Metal-organic vapor phase epitaxy of crystallographically oriented MnP magnetic nanoclusters embedded in GaP(001)

Abstract

Hybrid ferromagnetic-semiconductor GaP:MnP thin films were grown at 650 °C by metal-organic vapor phase epitaxy on GaP(001) using trimethylgallium, tertiarybutylphosphine, and methyl cyclopentadienyl manganese tricarbonyl (MCTMn). Overall Mn concentrations in the hybrid films, determined by Rutherford backscattering spectrometry, were found to be nearly proportional to the MCTMn precursor gas flow rate and ranged from 2 to 3.5 at. %. Cross-sectional transmission electron microscopy (TEM) analyses revealed the presence of a homogeneous distribution of 15–30 nm wide nanoclusters in a dislocation-free GaP matrix that is fully coherent with the substrate.
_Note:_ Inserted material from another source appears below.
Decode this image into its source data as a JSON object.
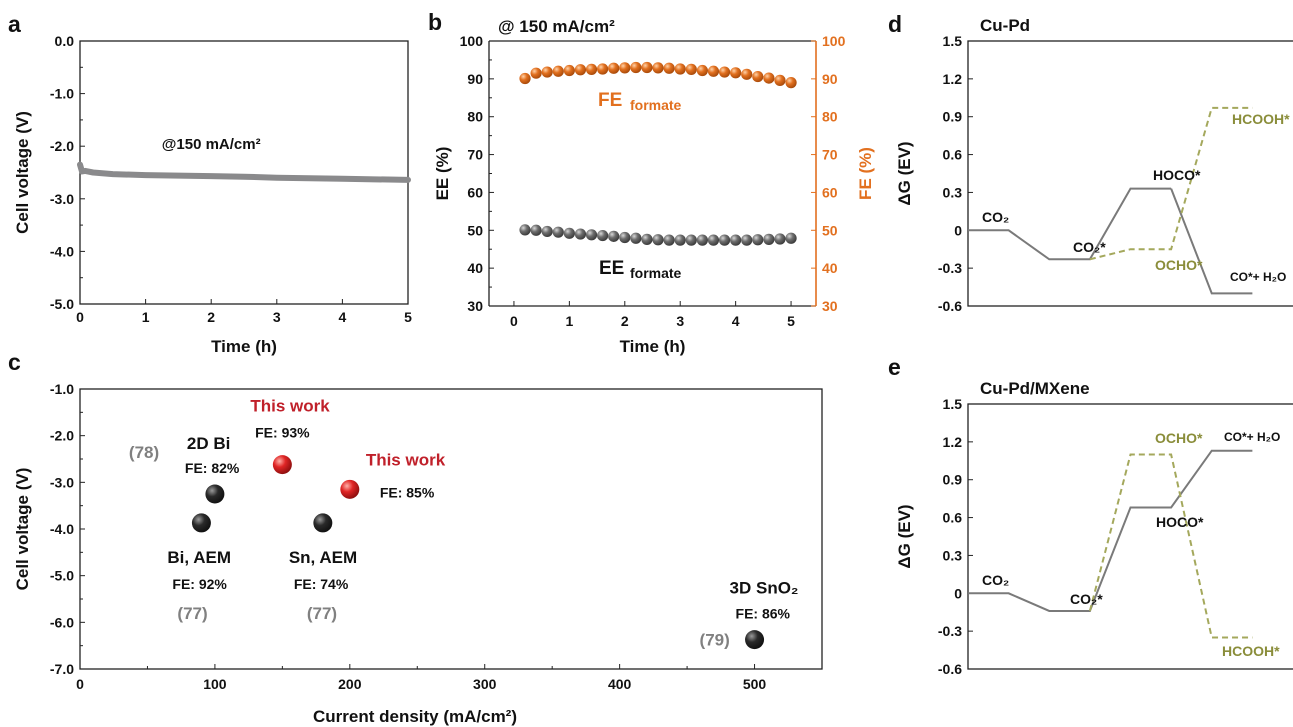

The nanocluster facets are predominantly aligned along the (220) planes of the GaP matrix and selected-area electron diffraction patterns in TEM indicate that the nanoclusters are coherent (or semicoherent) with the single-crystal GaP matrix. The Mn:P composition ratio in the nanoclusters was determined to be 1.00±0.05 from parallel electron energy loss spectroscopy analyses. Increasing the MCTMn flow rate during film growth resulted in an increased concentration of MnP nanoclusters in the epilayer while their dimensions remained virtually unchanged. Magnetometric characterization indicates a ferromagnetic order, with a Curie temperature of about 294 K, originating from the MnP clusters.